Among its peers nationwide, the University is ranked:

  • No. 10 for Best Online Master’s in Nursing Program.
  • No. 49 for Best Online Bachelor’s Program.
  • No. 66 for Best Online Bachelor’s in Business Program.
  • No. 45 for Best Online Master’s in Business (M.S. in Accounting).
  • No. 77 for Best Online MBA Program for Veterans.
  • No. 115 for Best Online MBA Program.
  • No. 157 for Best Online Master’s in Education.

U.S. News & World Report bases its report on a survey, taking in factors such as student engagement, faculty credentials and training, student services, and technology and peer reputation.

More than Degree Programs

This is the seventh consecutive year UL Lafayette is ranked as the state’s top university for online bachelor’s degree programs. The M.S. in Nursing and M.S. in Accounting are likewise ranked highest in the state, and the MBA degree program online has risen for the fifth consecutive year since it was first included in the rankings in 2019. 

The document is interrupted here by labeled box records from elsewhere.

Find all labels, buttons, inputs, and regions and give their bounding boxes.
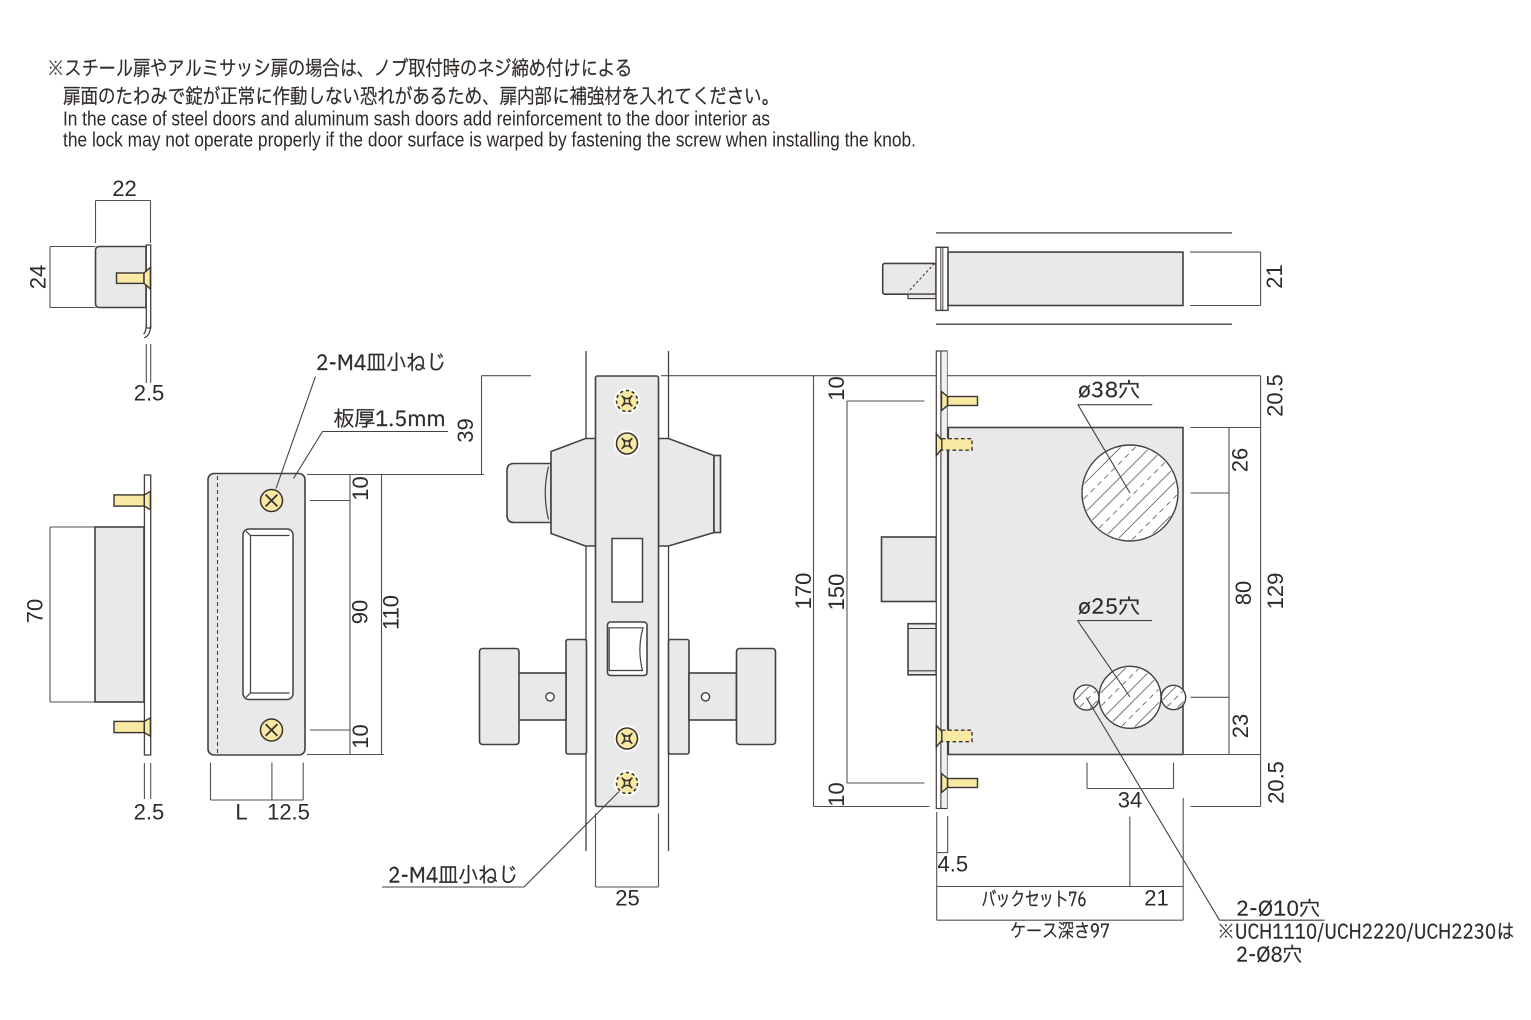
svg-text:129: 129 — [1263, 573, 1288, 610]
svg-text:110: 110 — [379, 595, 404, 630]
svg-text:21: 21 — [1144, 886, 1168, 911]
svg-text:21: 21 — [1262, 264, 1287, 288]
svg-text:34: 34 — [1118, 788, 1142, 813]
svg-text:26: 26 — [1228, 448, 1253, 472]
svg-text:90: 90 — [348, 600, 373, 624]
svg-text:12.5: 12.5 — [267, 800, 310, 825]
svg-text:4.5: 4.5 — [938, 852, 969, 877]
svg-text:22: 22 — [112, 176, 136, 201]
svg-text:20.5: 20.5 — [1264, 761, 1289, 804]
svg-text:2.5: 2.5 — [134, 381, 165, 406]
svg-text:70: 70 — [23, 599, 48, 623]
svg-text:150: 150 — [824, 574, 849, 611]
svg-text:L: L — [235, 800, 247, 825]
svg-text:10: 10 — [824, 376, 849, 400]
svg-text:23: 23 — [1228, 714, 1253, 738]
svg-text:80: 80 — [1231, 581, 1256, 605]
svg-text:25: 25 — [615, 886, 639, 911]
svg-text:20.5: 20.5 — [1263, 374, 1288, 417]
svg-text:the lock may not operate prope: the lock may not operate properly if the… — [63, 130, 916, 152]
svg-text:10: 10 — [348, 724, 373, 748]
svg-text:In the case of steel doors and: In the case of steel doors and aluminum … — [63, 109, 770, 131]
svg-text:10: 10 — [824, 782, 849, 806]
svg-text:24: 24 — [26, 265, 51, 289]
svg-text:10: 10 — [348, 476, 373, 500]
svg-text:39: 39 — [453, 418, 478, 442]
svg-text:170: 170 — [791, 573, 816, 610]
svg-text:2.5: 2.5 — [134, 800, 165, 825]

The recognition underscores the University’s commitment to providing quality educational opportunities, accessible to active, working adults, said Provost and VP for Academic Affairs Dr. Jaimie Hebert. 

“Our goal in offering online undergraduate, graduate, and certificate programs is to allow students in the state of Louisiana — and across the country — to earn their degrees and access career opportunities they may not be able to otherwise,” Hebert said.

The University began offering online degree programs in 2010 and now offers five undergraduate, eight graduate, and three graduate certificate online programs in technology and data analytics, business, education, and health care. 

Dr. Mary Farmer-Kaiser, dean of the Graduate School, said students enrolled in online graduate degree programs learn the same content, from the same UL Lafayette faculty as on-campus students but in a format that better accommodates working professionals.  

“We have international students, students in other states, and students from here in Lafayette who just can’t make a schedule work on campus,” she said. “They’re parents, they’re working professionals — they need a graduate degree program when they need it. That’s what an online graduate degree program provides, and we provide it really well.”

Educational Access Supports Healthcare Access

Degree programs, like the master’s in nursing, also impact the state at large. 

The M.S. in Nursing degree program prepares registered nurses for educating future nurses at the college level or for advanced clinical practice as family nurse practitioners or psychiatric mental health nurse practitioners. 

Louisiana has a critical need for professionals in all three of these areas, said Dr. Lisa Broussard, interim Dean for the College of Nursing and Health Sciences.

“Within the LHC Group · Myers School of Nursing, we are committed to student and faculty excellence, leveraging cutting-edge technology, providing student support and fostering engagement – all variables considered by agencies like US News & World Report,” said Broussard. “But our mission is to meet the workforce needs of the state by ensuring there are educators equipped to teach future nurses and clinical nursing professionals to provide patient care where it's most needed.”   

Elliot Myers, MSN, DNP, serves as a primary care professional in St. Landry Parish.

Every parish in the state is designated as a Health Professional Shortage Area shortage area for primary care and mental health professionals, according to the Health Resources & Services Administration

The shortage of providers results in a lack of access to healthcare and impacts the health of local communities, with residents unable to receive preventative care and treatment for chronic conditions, said nurse practitioner Elliot Myers.

Myers, UL Lafayette M.S. in Nursing graduate, said he’s seen those issues first-hand through his Washington, La., clinic.

“Without this clinic, these patients would be in the ER, which they have been, or neglecting their care,” he said. 

Myers grew up near the area where he now practices and is familiar with the geographic obstacles in accessing primary care services.

“No question about it, that’s the primary role of this clinic, to address the shortage of primary care physicians,” he said. “I’m here for that reason. We’re filling a need, a major need.”